How do companies with so many moving parts and critical processes prioritize change and evolve in a sustainable way?
One of the biggest mistakes one can make is to say, “Let’s transform everything.” That just creates chaos at the expense of delivering value. It’s better to take a value-based approach to digital transformation, setting clear priorities and being brutally honest with yourself about what your company can live without. This works quite well, even it’s sometimes difficult to let go of great ideas when there are so many things to work on. It’s equally dangerous to stick to the approaches, solutions, partners that failed in the past. Now more than ever, we have an opportunity to completely reimagine how we operate.
Finally, you need to be mindful that some technologies are still a mystery to many people in your organization. Some employees are cynical about change, which is only healthy, while others are overly optimistic. That’s why my team drives transformation while taking a measured approach to introducing and scaling digital technologies. After all, we work in an industry that regularly uses fax machines and paper, so we’re still bridging the physical and digital world, and that bridging is as much down to culture as it is technological.
What are some of the pharmaceutical industry’s immediate priorities? How about in the slightly longer term, say, five years?
Pharmaceutical companies have three big bets in the short term, chief of which is to address the slowdown in R&D productivity. We are also constantly looking for ways to simplify our operations, from our supply chain, to HR, to business services. Finally, the industry is digitizing and evolving its sales and marketing operations, for instance by giving employees and customers access to crucial information on-demand.
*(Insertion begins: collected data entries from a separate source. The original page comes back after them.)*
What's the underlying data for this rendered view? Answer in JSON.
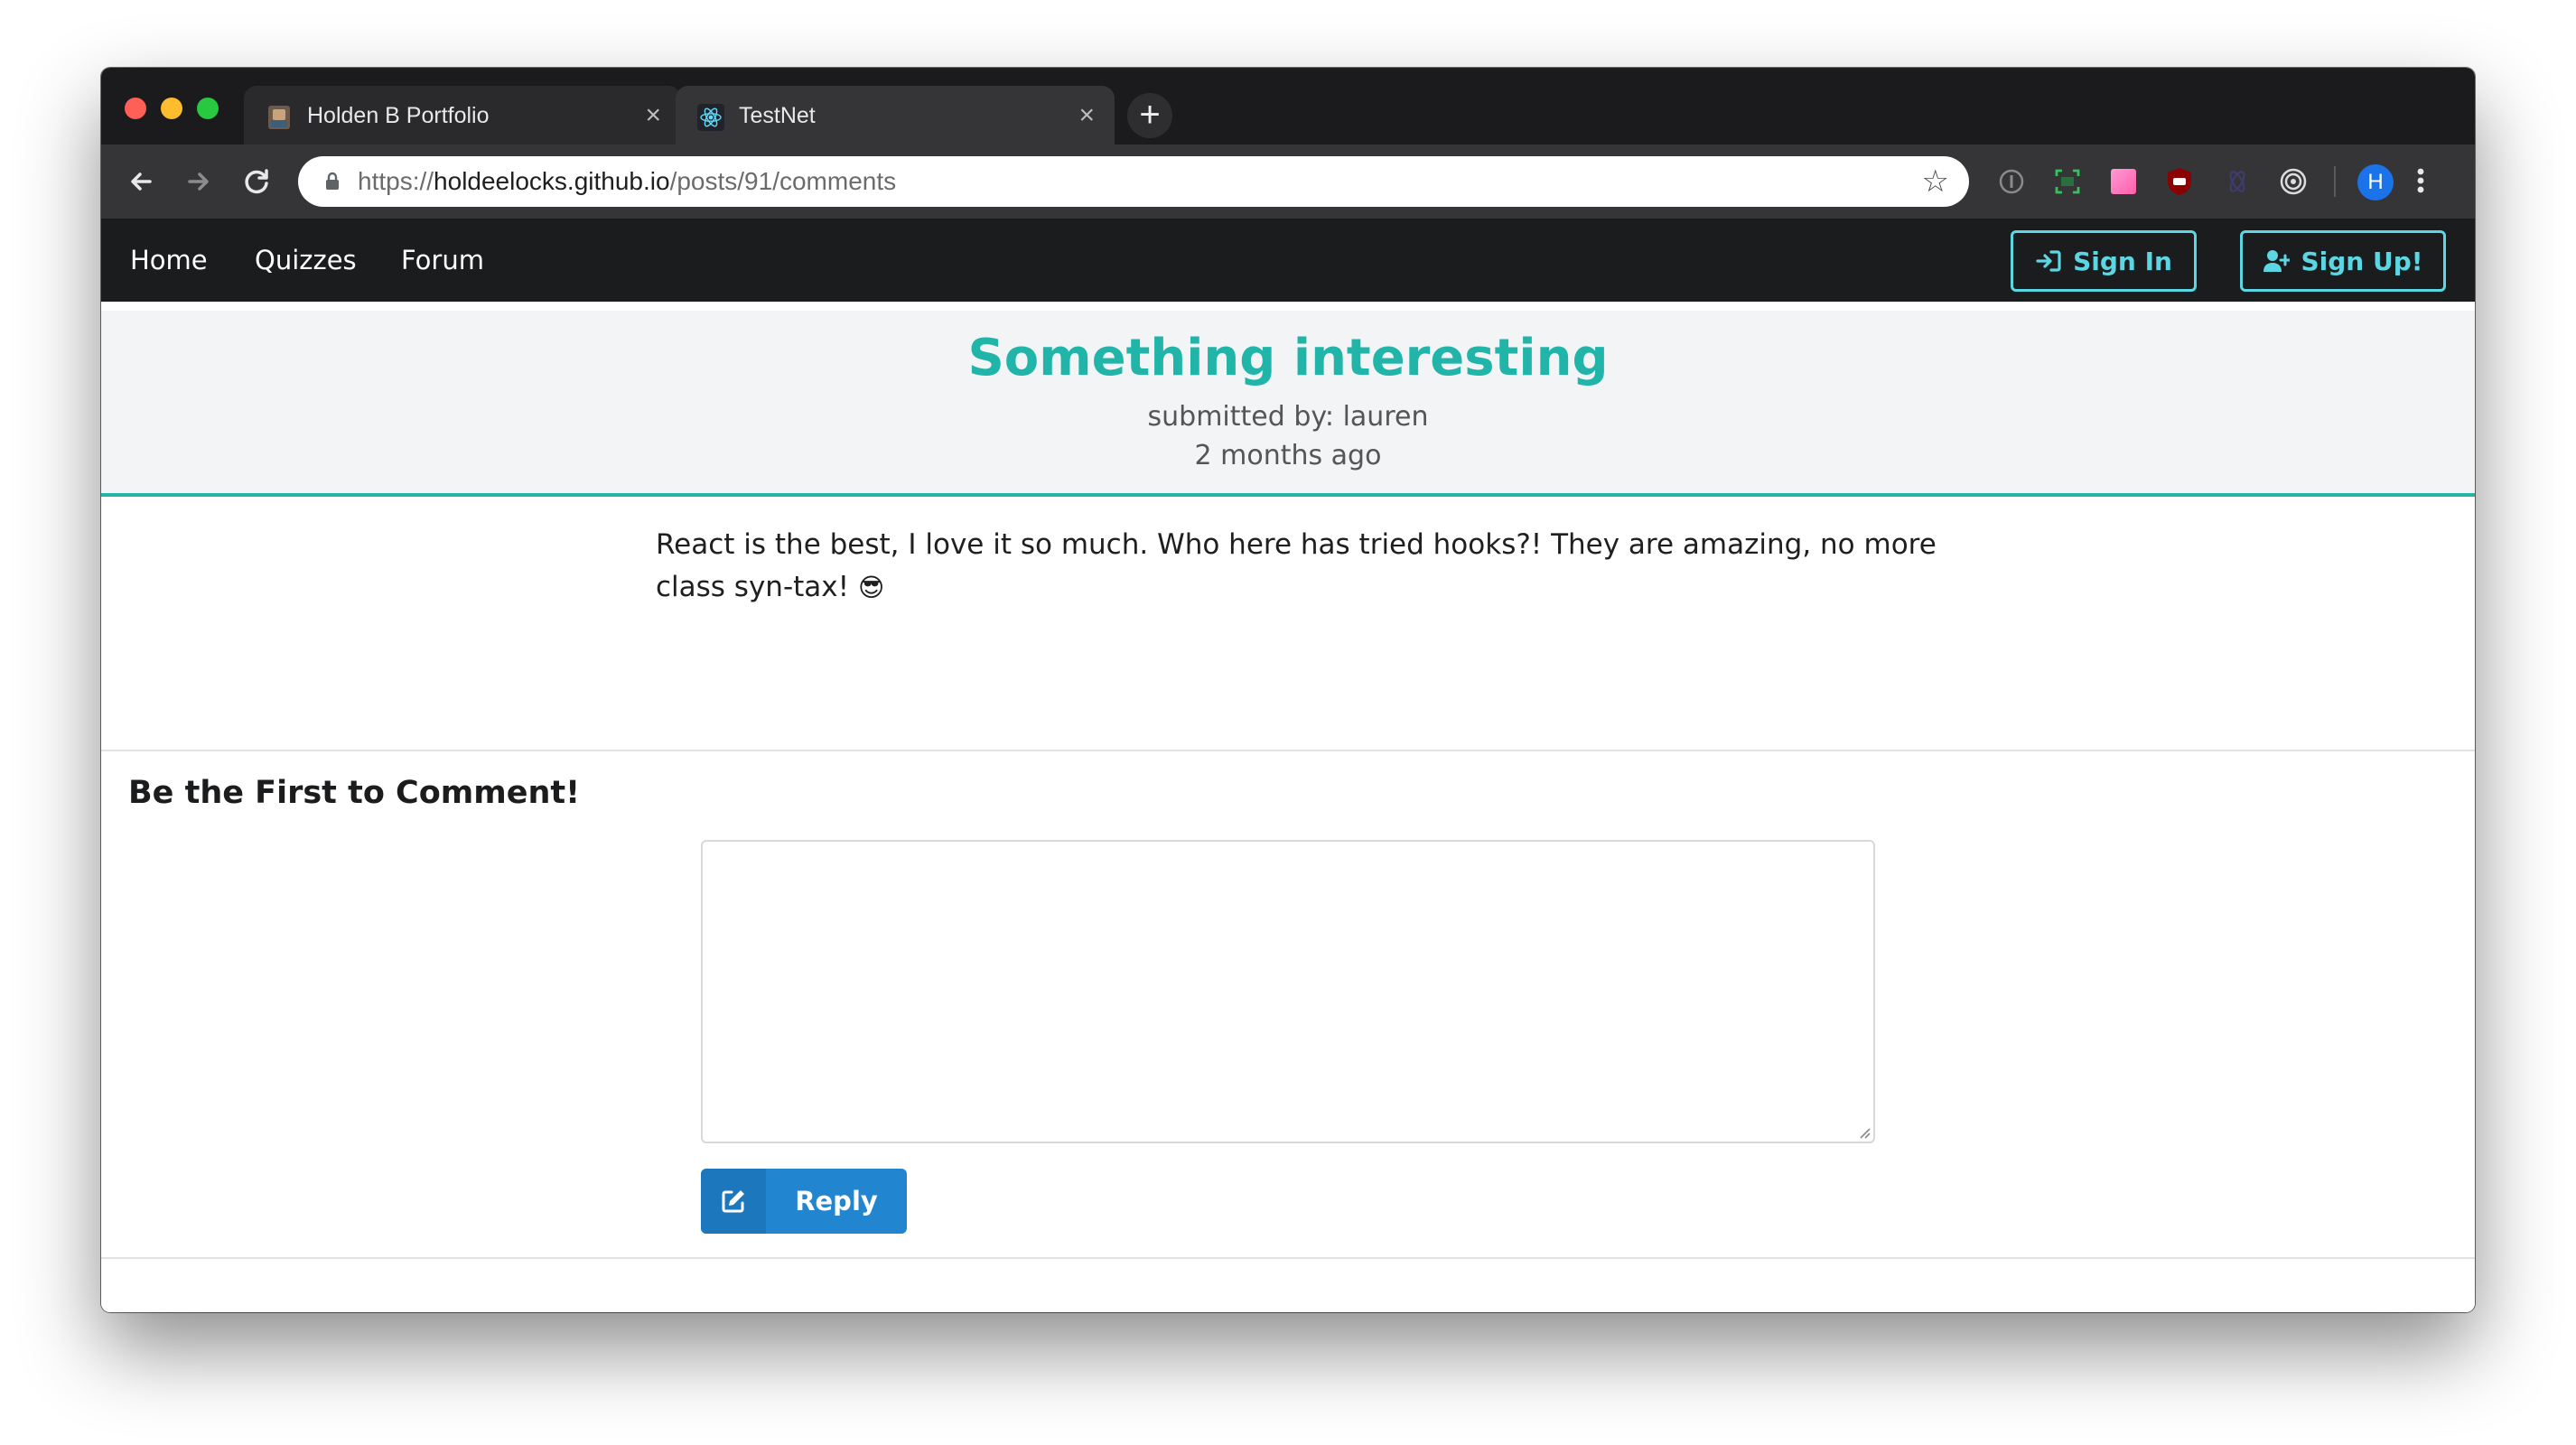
{
  "browser": {
    "tabs": [
      {
        "title": "Holden B Portfolio",
        "active": false
      },
      {
        "title": "TestNet",
        "active": true
      }
    ],
    "new_tab_symbol": "+",
    "url": {
      "scheme": "https://",
      "host": "holdeelocks.github.io",
      "path": "/posts/91/comments"
    },
    "profile_initial": "H",
    "icons": {
      "back": "arrow-left-icon",
      "forward": "arrow-right-icon",
      "reload": "reload-icon",
      "lock": "lock-icon",
      "bookmark": "star-icon",
      "menu": "vertical-dots-icon"
    }
  },
  "site": {
    "nav": {
      "links": [
        "Home",
        "Quizzes",
        "Forum"
      ],
      "sign_in": "Sign In",
      "sign_up": "Sign Up!"
    },
    "post": {
      "title": "Something interesting",
      "submitted_by": "submitted by: lauren",
      "date": "2 months ago",
      "body": "React is the best, I love it so much. Who here has tried hooks?! They are amazing, no more class syn-tax!",
      "emoji": "😎"
    },
    "comments": {
      "heading": "Be the First to Comment!",
      "textarea_value": "",
      "reply_label": "Reply"
    }
  },
  "colors": {
    "accent": "#21b5a9",
    "auth_outline": "#5cd6e2",
    "reply_button": "#2185d0",
    "nav_bg": "#1b1c1d"
  }
}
Looking ahead, we will move towards business models that are more outcome-based and patient-focused. This journey will involve not just the industry but also the entire healthcare ecosystem, including governments, insurers, hospitals, pharmacies, and patient groups. Moreover, there is no single way forward, and it will take both experimentation and trust across the ecosystem for us to succeed, which is where technology will serve as a valuable enabler.
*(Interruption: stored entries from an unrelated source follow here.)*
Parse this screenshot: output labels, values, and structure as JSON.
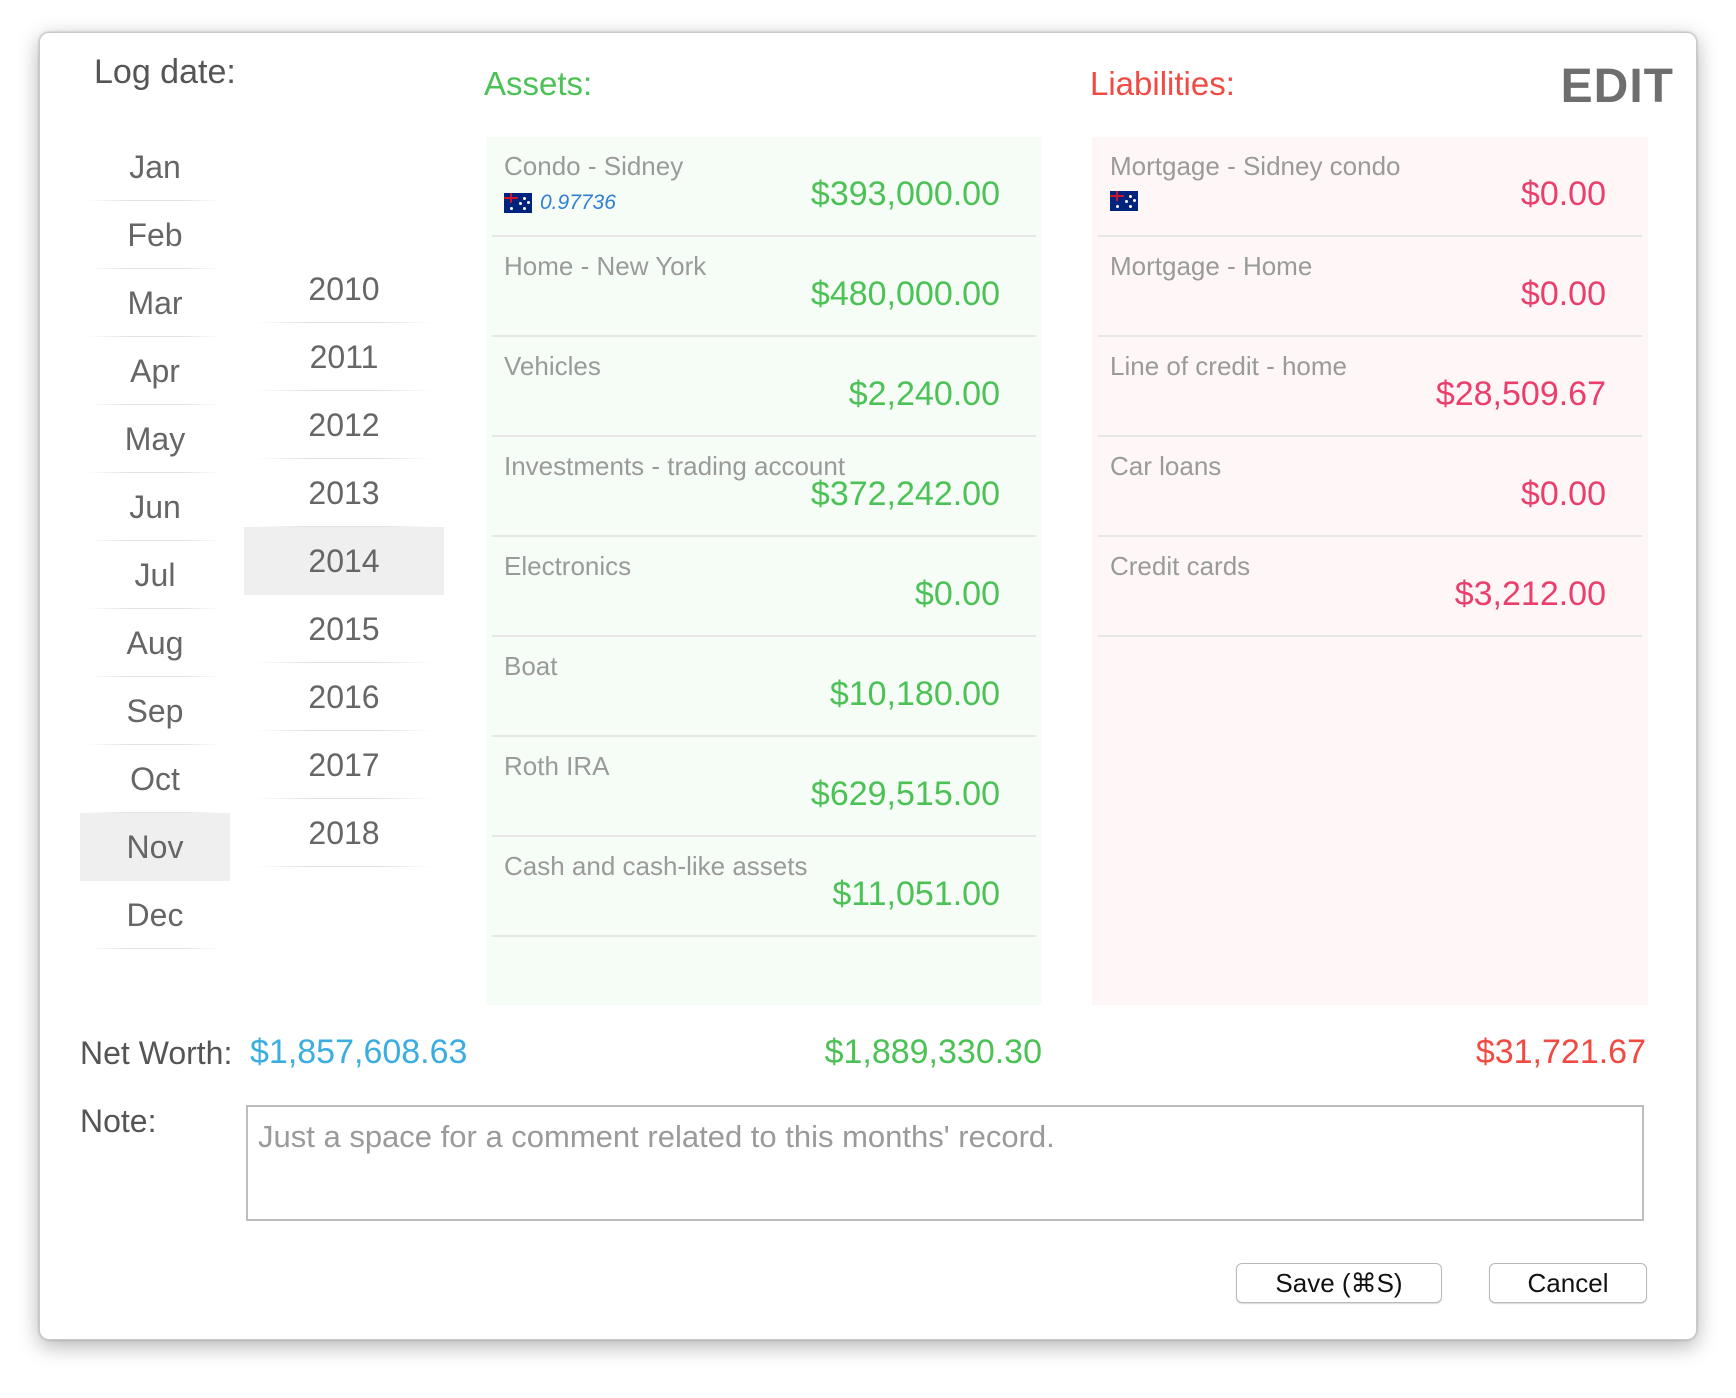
{
  "header": {
    "log_date_label": "Log date:",
    "assets_title": "Assets:",
    "liabilities_title": "Liabilities:",
    "mode_label": "EDIT"
  },
  "months": [
    "Jan",
    "Feb",
    "Mar",
    "Apr",
    "May",
    "Jun",
    "Jul",
    "Aug",
    "Sep",
    "Oct",
    "Nov",
    "Dec"
  ],
  "selected_month": "Nov",
  "years": [
    "2010",
    "2011",
    "2012",
    "2013",
    "2014",
    "2015",
    "2016",
    "2017",
    "2018"
  ],
  "selected_year": "2014",
  "assets": [
    {
      "name": "Condo - Sidney",
      "value": "$393,000.00",
      "flag": "australia-flag-icon",
      "rate": "0.97736"
    },
    {
      "name": "Home - New York",
      "value": "$480,000.00"
    },
    {
      "name": "Vehicles",
      "value": "$2,240.00"
    },
    {
      "name": "Investments - trading account",
      "value": "$372,242.00"
    },
    {
      "name": "Electronics",
      "value": "$0.00"
    },
    {
      "name": "Boat",
      "value": "$10,180.00"
    },
    {
      "name": "Roth IRA",
      "value": "$629,515.00"
    },
    {
      "name": "Cash and cash-like assets",
      "value": "$11,051.00"
    }
  ],
  "liabilities": [
    {
      "name": "Mortgage - Sidney condo",
      "value": "$0.00",
      "flag": "australia-flag-icon"
    },
    {
      "name": "Mortgage - Home",
      "value": "$0.00"
    },
    {
      "name": "Line of credit - home",
      "value": "$28,509.67"
    },
    {
      "name": "Car loans",
      "value": "$0.00"
    },
    {
      "name": "Credit cards",
      "value": "$3,212.00"
    }
  ],
  "totals": {
    "net_worth_label": "Net Worth:",
    "net_worth_value": "$1,857,608.63",
    "assets_total": "$1,889,330.30",
    "liabilities_total": "$31,721.67"
  },
  "note": {
    "label": "Note:",
    "placeholder": "Just a space for a comment related to this months' record."
  },
  "buttons": {
    "save_label": "Save  (⌘S)",
    "cancel_label": "Cancel"
  },
  "colors": {
    "assets": "#4cc256",
    "liabilities": "#f04a43",
    "liability_values": "#ea3f6c",
    "net_worth": "#3baedf"
  }
}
Speaking of scale, major digital transformations also require a global cultural shift. How are companies driving change internally and what has the reaction been from employees?
That’s an excellent point. Cultural and digital transformation are interwoven by design. Your employees’ needs drive change, and your technology investment addresses those needs while inspiring new questions and possibilities.
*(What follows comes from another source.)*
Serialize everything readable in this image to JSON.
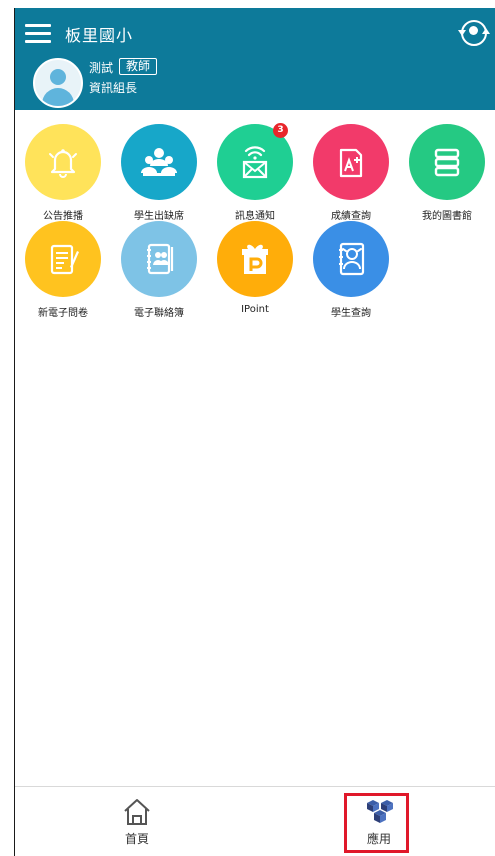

It’s also important to embrace experimentation and have an open mind, not just in core drug discovery and lab work. It’s OK for people to make mistakes as part of this digital journey — that just means they’re exploring the limits of how technology can help them in their work, and I see this spirit of experimentation spreading across the industry.
Of course, companies need to balance discovery with a responsible approach. We don’t come from the culture as other businesses that can release a beta of their product and optimize it over time. When you’re going to inject something into someone, you need to get things 100 percent right. What we can do is get better and faster at developing our products, we have an immense opportunity ahead of us.